Nevertheless, I have some suggestions. If the number entries is small, consider using simulated annealing. You could incorporate chirality into the annealing step. This will be slow for large systems, and it may not converge to a perfect solution, but for some problems it's the best you and do.
The second suggestion will not give you a perfect solution, but it will distribute the error: the method of least squares. In your case the objective function will be the error between the distances in your matrix, and actual distances between your points.
This is a math problem. To derive coordinate matrix X only given by its distance matrix.
However there is an efficient solution to this -- Multidimensional Scaling, that do some linear algebra. Simply put, it requires a pairwise Euclidean distance matrix D, and the output is the estimated coordinate Y (perhaps rotated), which is a proximation to X. For programming reason, just use SciKit.manifold.MDS in Python.

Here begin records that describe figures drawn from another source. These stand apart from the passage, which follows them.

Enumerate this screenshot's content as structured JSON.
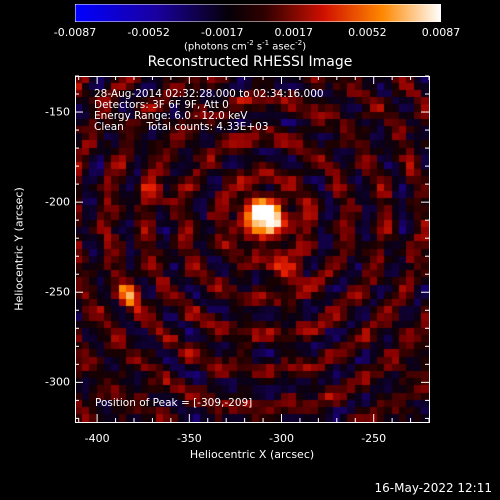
{
  "colorbar": {
    "ticks": [
      "-0.0087",
      "-0.0052",
      "-0.0017",
      "0.0017",
      "0.0052",
      "0.0087"
    ],
    "tick_values": [
      -0.0087,
      -0.0052,
      -0.0017,
      0.0017,
      0.0052,
      0.0087
    ],
    "range": [
      -0.0087,
      0.0087
    ],
    "units_prefix": "(photons cm",
    "units_exp1": "-2",
    "units_mid": " s",
    "units_exp2": "-1",
    "units_mid2": " asec",
    "units_exp3": "-2",
    "units_suffix": ")",
    "colors": [
      "#0000ff",
      "#2000a0",
      "#000000",
      "#b00000",
      "#ff7000",
      "#ffffff"
    ]
  },
  "chart_data": {
    "type": "heatmap",
    "title": "Reconstructed RHESSI Image",
    "xlabel": "Heliocentric X (arcsec)",
    "ylabel": "Heliocentric Y (arcsec)",
    "xlim": [
      -412,
      -220
    ],
    "ylim": [
      -322,
      -130
    ],
    "x_ticks": [
      "-400",
      "-350",
      "-300",
      "-250"
    ],
    "x_tick_values": [
      -400,
      -350,
      -300,
      -250
    ],
    "y_ticks": [
      "-150",
      "-200",
      "-250",
      "-300"
    ],
    "y_tick_values": [
      -150,
      -200,
      -250,
      -300
    ],
    "grid_cells": 48,
    "sources": [
      {
        "x": -309,
        "y": -209,
        "peak": 0.0087
      },
      {
        "x": -382,
        "y": -252,
        "peak": 0.0058
      },
      {
        "x": -297,
        "y": -239,
        "peak": 0.0035
      },
      {
        "x": -365,
        "y": -195,
        "peak": 0.0025
      }
    ],
    "annotations": {
      "time_range": "28-Aug-2014 02:32:28.000 to 02:34:16.000",
      "detectors": "Detectors: 3F 6F 9F, Att 0",
      "energy_range": "Energy Range: 6.0 - 12.0 keV",
      "clean_label": "Clean",
      "total_counts": "Total counts: 4.33E+03",
      "peak_position": "Position of Peak = [-309,-209]"
    }
  },
  "timestamp": "16-May-2022 12:11"
}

The "eigenvector" method given by the favourite replies above is very general and automatically outputs a set of coordinates as the OP requested, however I noticed that that algorithm does not even ask for a desired orientation (rotation angle) for the frame of the output points, the algorithm chooses that orientation all by itself!
People who use it might want to know at what angle the frame will be tipped before hand so I found an equation which gives the answer for the case of up to three input points, however I have not had time to generalize it to n-points and hope someone will do that and add it to this discussion. Here are the three angles the output sides will form with the x-axis as a function of the input side lengths:
angle side a = arcsin(sqrt(((c+b+a)*(c+b-a)*(c-b+a)*(-c+b+a)*(c^2-b^2)^2)/(a^4*((c^2+b^2-a^2)^2+(c^2-b^2)^2))))*180/Pi/2
angle side b = arcsin(sqrt(((c+b+a)*(c+b-a)*(c-b+a)*(-c+b+a)*(c^2+b^2-a^2)^2)/(4*b^4*((c^2+b^2-a^2)^2+(c^2-b^2)^2))))*180/Pi/2
angle side c = arcsin(sqrt(((c+b+a)*(c+b-a)*(c-b+a)*(-c+b+a)*(c^2+b^2-a^2)^2)/(4*c^4*((c^2+b^2-a^2)^2+(c^2-b^2)^2))))*180/Pi/2
Those equations also lead directly to a solution to the OP's problem of finding the coordinates for each point because: the side lengths are already given from the OP as the input, and my equations give the slope of each side versus the x-axis of the solution, thus revealing the vector for each side of the polygon answer, and summing those sides through vector addition up to a desired vertex will produce the coordinate of that vertex. So if anyone can extend my angle equations to handling beyond three input lengths (but I note: that might be impossible?), it might be a very fast way to the general solution of the OP's question, since slow parts of the algorithms that people gave above like "least square fitting" or "matrix equation solving" might be avoidable.